DIGITAL LIBRARY
LEARNING TO UTILIZE EMERGING TECHNOLOGIES FOR EFFECTIVELY TEACHING INDIGENOUS LANGUAGES TO THE NET-GENERATION: A DISCOURSE ANALYSIS OF LUGANDA TEACHER-TRAINEES’ FEELINGS OF CONCRETE EXPERIENCE
Makerere University (UGANDA)
About this paper:
Appears in: EDULEARN15 Proceedings
Publication year: 2015
Pages: 7015-7029
ISBN: 978-84-606-8243-1
ISSN: 2340-1117
Conference name: 7th International Conference on Education and New Learning Technologies
Dates: 6-8 July, 2015
Location: Barcelona, Spain
Abstract:
Although learners of the contemporary generation would generally prefer to learn their indigenous languages (ILs) using Emerging Technologies (ETs), many teachers of ILs fail to integrate ETs in their teaching.
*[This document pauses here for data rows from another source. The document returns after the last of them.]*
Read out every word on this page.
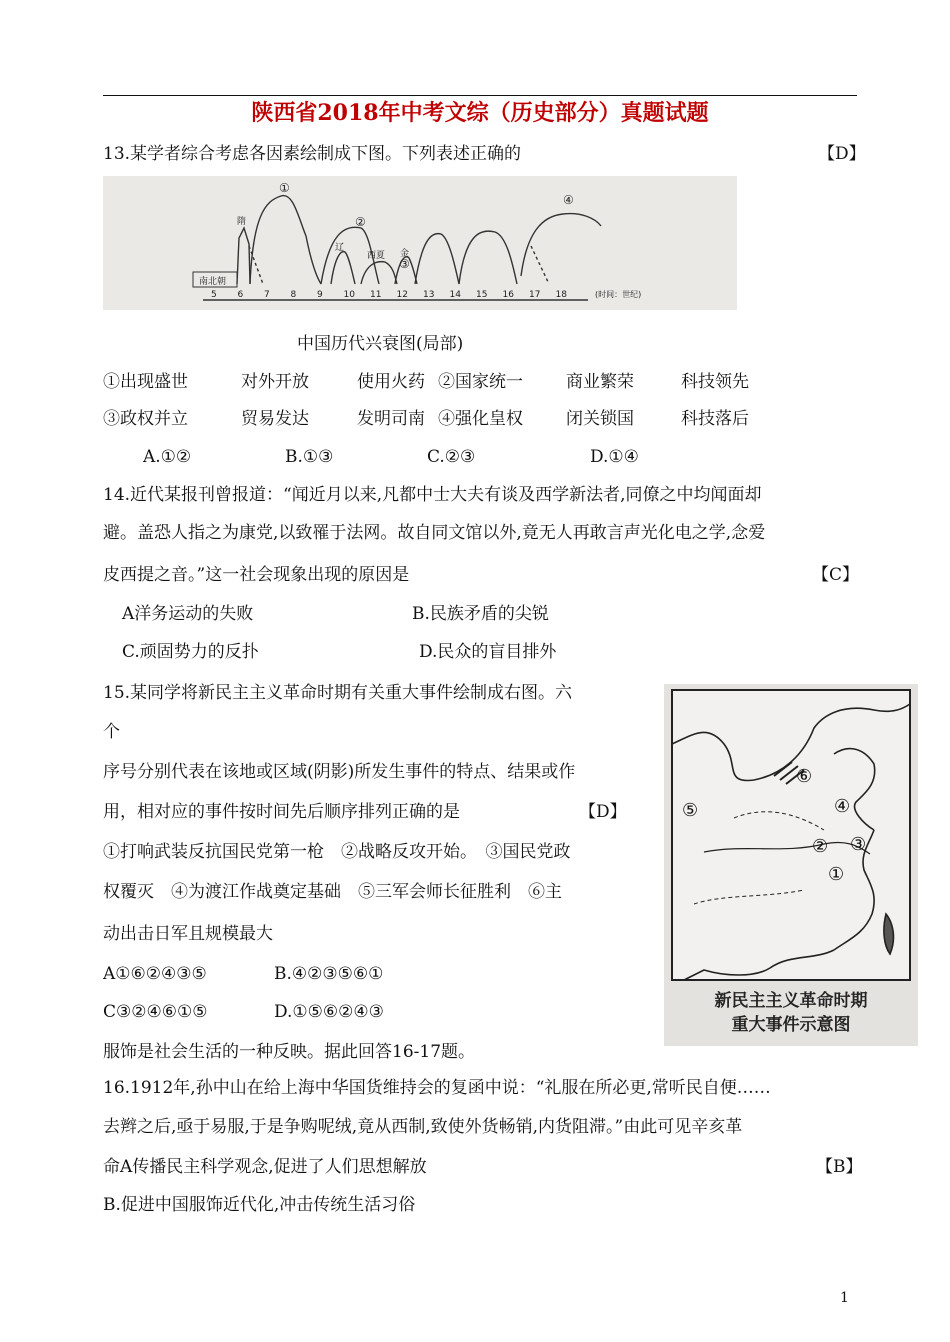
陕西省2018年中考文综（历史部分）真题试题
13.某学者综合考虑各因素绘制成下图。下列表述正确的	【D】
南北朝
隋
辽
西夏 金
①
②
③
④
5 6 7 8 9 10 11 12 13 14 15 16 17 18	(时间：世纪)
中国历代兴衰图(局部)
①出现盛世	对外开放	使用火药 ②国家统一	商业繁荣	科技领先
③政权并立	贸易发达	发明司南 ④强化皇权	闭关锁国	科技落后
A.①②	B.①③	C.②③	D.①④
14.近代某报刊曾报道：“闻近月以来,凡都中士大夫有谈及西学新法者,同僚之中均闻面却
避。盖恐人指之为康党,以致罹于法网。故自同文馆以外,竟无人再敢言声光化电之学,念爱
皮西提之音。”这一社会现象出现的原因是	【C】
A洋务运动的失败	B.民族矛盾的尖锐
C.顽固势力的反扑	D.民众的盲目排外
15.某同学将新民主主义革命时期有关重大事件绘制成右图。六
个
序号分别代表在该地或区域(阴影)所发生事件的特点、结果或作
用，相对应的事件按时间先后顺序排列正确的是	【D】
①打响武装反抗国民党第一枪　②战略反攻开始。　③国民党政
权覆灭　④为渡江作战奠定基础　⑤三军会师长征胜利　⑥主
动出击日军且规模最大
A①⑥②④③⑤	B.④②③⑤⑥①
C③②④⑥①⑤	D.①⑤⑥②④③
⑥
④
⑤
② ③
①
新民主主义革命时期
重大事件示意图
服饰是社会生活的一种反映。据此回答16-17题。
16.1912年,孙中山在给上海中华国货维持会的复函中说：“礼服在所必更,常听民自便……
去辫之后,亟于易服,于是争购呢绒,竟从西制,致使外货畅销,内货阻滞。”由此可见辛亥革
命A传播民主科学观念,促进了人们思想解放	【B】
B.促进中国服饰近代化,冲击传统生活习俗
1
This is in part, because such teachers graduated from their teacher-training institutions (TTIs) without this skill. While some TTIs are now training their teacher-trainees in how to integrate ETs in teaching of ILs, not much is known about these teacher-trainees’ learning experiences. This study was anchored on Kolb (1981)’s Experiential Learning Theory which premises that learning is product of cultivation of an individual’s experience with his/her subjects or objects of interest (SOI) at four different stages, which form a spiral: Concrete Experience (CE), Observational Reflection (OR), Abstract Conceptualisation (AC) and Active Experimentation (AE). In a larger PhD study from which this paper emerges, sixty-seven (67) Luganda language teacher-trainees at Makerere University were enrolled in a semester-long blended learning course. In the course, trainees were exposed to, and explored how to integrate a number of ETs in their teaching. Using online observations and self-administered online questionnaire, trainees’ learning artefacts at each of the above four stages of experiential learning were collected and analysed using both Critical Discourse Analysis and Google Learning Analytics. This paper reports on results of the first stage of trainees’ experience, and concludes by proposing strategies for cultivating their experience to the next stage.
Keywords:
Endangered Languages, Emerging Technologies, Experiential Learning, Concrete Experience and Critical Discourse Analysis.